Так же обстоят дела в случае с Лангедоком и французскими южанами. Разница в общественной жизни по обе стороны от Севенн бросается в глаза даже случайному путешественнику, а в то время, о котором мы пишем, эта разница была особенно заметна, причем ее с готовностью признавали и северяне и южане. Нации французов, какой мы ее себе представляем, даже теоретически не существовало до правления Филиппа Справедливого, и лишь после Столетней войны она обрела смутные очертания.

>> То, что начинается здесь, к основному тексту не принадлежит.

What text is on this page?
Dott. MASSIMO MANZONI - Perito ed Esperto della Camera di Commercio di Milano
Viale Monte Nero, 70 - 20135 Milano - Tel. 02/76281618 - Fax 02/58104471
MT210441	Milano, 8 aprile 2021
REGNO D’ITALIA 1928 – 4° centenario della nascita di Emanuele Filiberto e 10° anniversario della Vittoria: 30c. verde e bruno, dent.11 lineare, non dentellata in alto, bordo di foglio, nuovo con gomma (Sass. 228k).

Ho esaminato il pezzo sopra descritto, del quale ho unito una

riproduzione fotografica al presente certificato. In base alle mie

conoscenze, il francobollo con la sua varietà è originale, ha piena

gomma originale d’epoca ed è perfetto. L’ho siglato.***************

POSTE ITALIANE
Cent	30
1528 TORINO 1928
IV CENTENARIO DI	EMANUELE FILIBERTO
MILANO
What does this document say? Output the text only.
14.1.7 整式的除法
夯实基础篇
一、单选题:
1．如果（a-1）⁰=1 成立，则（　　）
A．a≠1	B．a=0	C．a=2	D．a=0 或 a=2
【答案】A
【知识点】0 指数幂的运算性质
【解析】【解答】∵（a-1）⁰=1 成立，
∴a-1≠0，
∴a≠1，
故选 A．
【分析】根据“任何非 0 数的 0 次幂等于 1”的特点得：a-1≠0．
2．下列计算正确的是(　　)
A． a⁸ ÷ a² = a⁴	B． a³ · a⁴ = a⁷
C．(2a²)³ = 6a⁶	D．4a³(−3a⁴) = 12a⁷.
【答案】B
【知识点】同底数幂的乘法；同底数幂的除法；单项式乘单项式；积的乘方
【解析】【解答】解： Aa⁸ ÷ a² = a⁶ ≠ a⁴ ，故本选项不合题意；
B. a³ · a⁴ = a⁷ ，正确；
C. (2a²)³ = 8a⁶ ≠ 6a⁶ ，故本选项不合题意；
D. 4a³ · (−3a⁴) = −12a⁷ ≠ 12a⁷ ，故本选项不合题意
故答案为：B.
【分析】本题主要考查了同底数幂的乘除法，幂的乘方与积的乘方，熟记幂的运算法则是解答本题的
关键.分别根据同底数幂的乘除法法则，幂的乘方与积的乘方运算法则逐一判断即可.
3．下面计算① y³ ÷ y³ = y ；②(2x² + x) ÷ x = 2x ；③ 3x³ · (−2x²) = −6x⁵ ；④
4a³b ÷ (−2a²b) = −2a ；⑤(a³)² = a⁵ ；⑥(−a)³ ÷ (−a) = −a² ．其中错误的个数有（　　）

Римские традиции в Лангедоке
Задолго до великих дней Империи в Лангедоке были свои города, своя внешняя торговля, свое могущественное городское управление – словом, это была настоящая городская цивилизация, развитая даже больше, чем Средняя Азия во времена святого Павла. Нарбонна процветала за много лет до появления Юлия Цезаря. Огромная бухта Марселя была полна судов из Констайтинополя, Карфагена и Ближнего Востока, а ведь город все еще был колонией республики. Примечательно, что торговля на Средиземном море не прекращалась даже в долгие годы ночного кошмара Темных веков. Марсель всегда был одним из самых многоязычных городов. В годы республики в нем жило много греков; особенно много их было в среде торговцев. И все же это был первый и последний римский город. Ни одна часть Европы не была так похожа на Рим и не напоминала так имперскую систему, как эта узкая полоска побережья между дельтой Роны и Пиренеями. Здесь больше великолепных триумфальных арок, мостов и акведуков, цирков, дорог и даже мощеных улиц Римской империи, чем в Италии.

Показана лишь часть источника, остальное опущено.